‘I can’t breathe’: More than 100 protesters participate in downtown ‘lie-in’

Published 12:30 am Saturday, June 6, 2020

SALISBURY — For ongoing protests to make a lasting change, advocacy needs to be unrelenting, says Paola Bustamante.

“We need to not let down. We need to stay focused on what the objective is,” Bustamante said as she gathered with more than 100 other protesters in downtown Salisbury on Friday afternoon. “We’re not going to solve systematic oppression from one day to another, but we need to hold accountable people that hold us accountable, too. We have always seen them as our protectors, people that are there to serve us and serve the community, but who else can we go to if those people are not held accountable?”

Bustamante was among the crowd of people participating in what organizers called an #Icantbreathe lie-in. People gathered on all four corners of the Square in downtown Salisbury — most on towels, yoga mats or sleeping pads and chanting phrases like “I can’t breathe,” “no justice, no peace,” “hands up, don’t shoot,” “black lives matter” and George Floyd’s name. Floyd’s killing in Minneapolis roughly two weeks ago has sparked nationwide protests, including several in Salisbury.

The protest occurred outside of the curfew times established by Mayor Karen Alexander earlier in the week.

Samantha Haspel, who helped organize the event, said the method of protest — lying on the ground — was an intentionally poignant one.

“It rang out as being very powerful to me. The image that we see again and again and again is black men and women in the street, on the ground. That’s the image and that’s what we have to be fighting against,” Haspel said.

Floyd stopped breathing when a Minneapolis police officer pressed his knee into Floyd’s neck for several minutes. The incident was recorded in a viral video that sparked ongoing protests and led to murder charges against the officer who pressed his knee into Floyd’s neck and aiding and abetting charges for three others who did not intervene.

And while there are more protests planned locally in Salisbury, Haspel said “the real work” starts when protesting stops.

“I’ve lived only in big cities for the most part until I moved to North Carolina, and the representation in cities like this is what is important,” she said. “We’re not a liberal hub. We are a small, mixed city, very divided politically, and I think it’s really important for us as allies to put our faces out there to let the people in our community know that we are fighting with and for them and that they are not alone.”

There’s work to be done in police reform, bank lending, education and other areas, said Haspel and Laurel Harry, another organizer.
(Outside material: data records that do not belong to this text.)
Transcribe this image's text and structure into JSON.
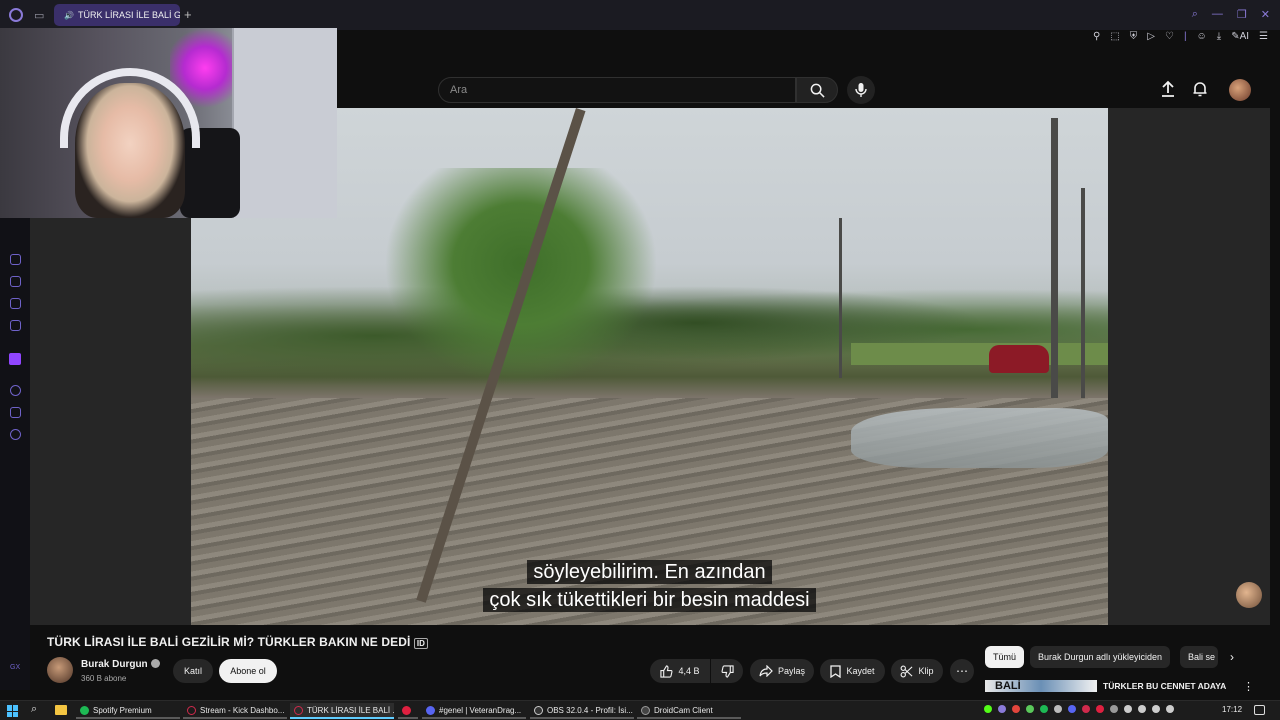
{
  "browser": {
    "tab_title": "TÜRK LİRASI İLE BALİ GEZİLİR Mİ?",
    "ai_label": "AI"
  },
  "youtube": {
    "search": {
      "placeholder": "Ara"
    },
    "video": {
      "subtitle_line1": "söyleyebilirim. En azından",
      "subtitle_line2": "çok sık tükettikleri bir besin maddesi",
      "title": "TÜRK LİRASI İLE BALİ GEZİLİR Mİ? TÜRKLER BAKIN NE DEDİ"
    },
    "channel": {
      "name": "Burak Durgun",
      "subscribers": "360 B abone",
      "join_label": "Katıl",
      "subscribe_label": "Abone ol"
    },
    "actions": {
      "like_count": "4,4 B",
      "share_label": "Paylaş",
      "save_label": "Kaydet",
      "clip_label": "Klip"
    },
    "chips": [
      "Tümü",
      "Burak Durgun adlı yükleyiciden",
      "Bali se"
    ],
    "recommendation": {
      "title": "TÜRKLER BU CENNET ADAYA AKIN EDİYOR: BALİ",
      "thumb_text": "BALİ"
    }
  },
  "taskbar": {
    "apps": [
      {
        "label": "Spotify Premium",
        "color": "#1db954"
      },
      {
        "label": "Stream - Kick Dashbo...",
        "color": "#53fc18"
      },
      {
        "label": "TÜRK LİRASI İLE BALİ ...",
        "color": "#8a7ad8"
      },
      {
        "label": "",
        "color": "#ff0033"
      },
      {
        "label": "#genel | VeteranDrag...",
        "color": "#5865f2"
      },
      {
        "label": "OBS 32.0.4 - Profil: İsi...",
        "color": "#cccccc"
      },
      {
        "label": "DroidCam Client",
        "color": "#333333"
      }
    ],
    "clock": "17:12"
  },
  "colors": {
    "youtube_bg": "#0f0f0f",
    "opera_accent": "#8a7ad8",
    "youtube_red": "#ff0033"
  }
}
Bustamante and Diana Ramirez, who was standing with her on the same corner of the Square, said she surveys often involve questions that are “white and then everything else.”

“We’re in that ‘everything else,'” Bustamante said.

While she noted that her struggle was not identical to the one faced by black Americans, Ramirez recalled being viewed different than other students when growing up and attending a majority white school as well as their toys being lighter complexion. Ramirez carried a homemade sign with a quote she said was particularly important now — “all lives don’t matter until black lives matter.”

The ongoing protest movement, that black lives matter, is an issue of humanity versus racism, Haspel said. She said it was particularly encouraging on Friday to see people stop their cars, park and get out and join the protest.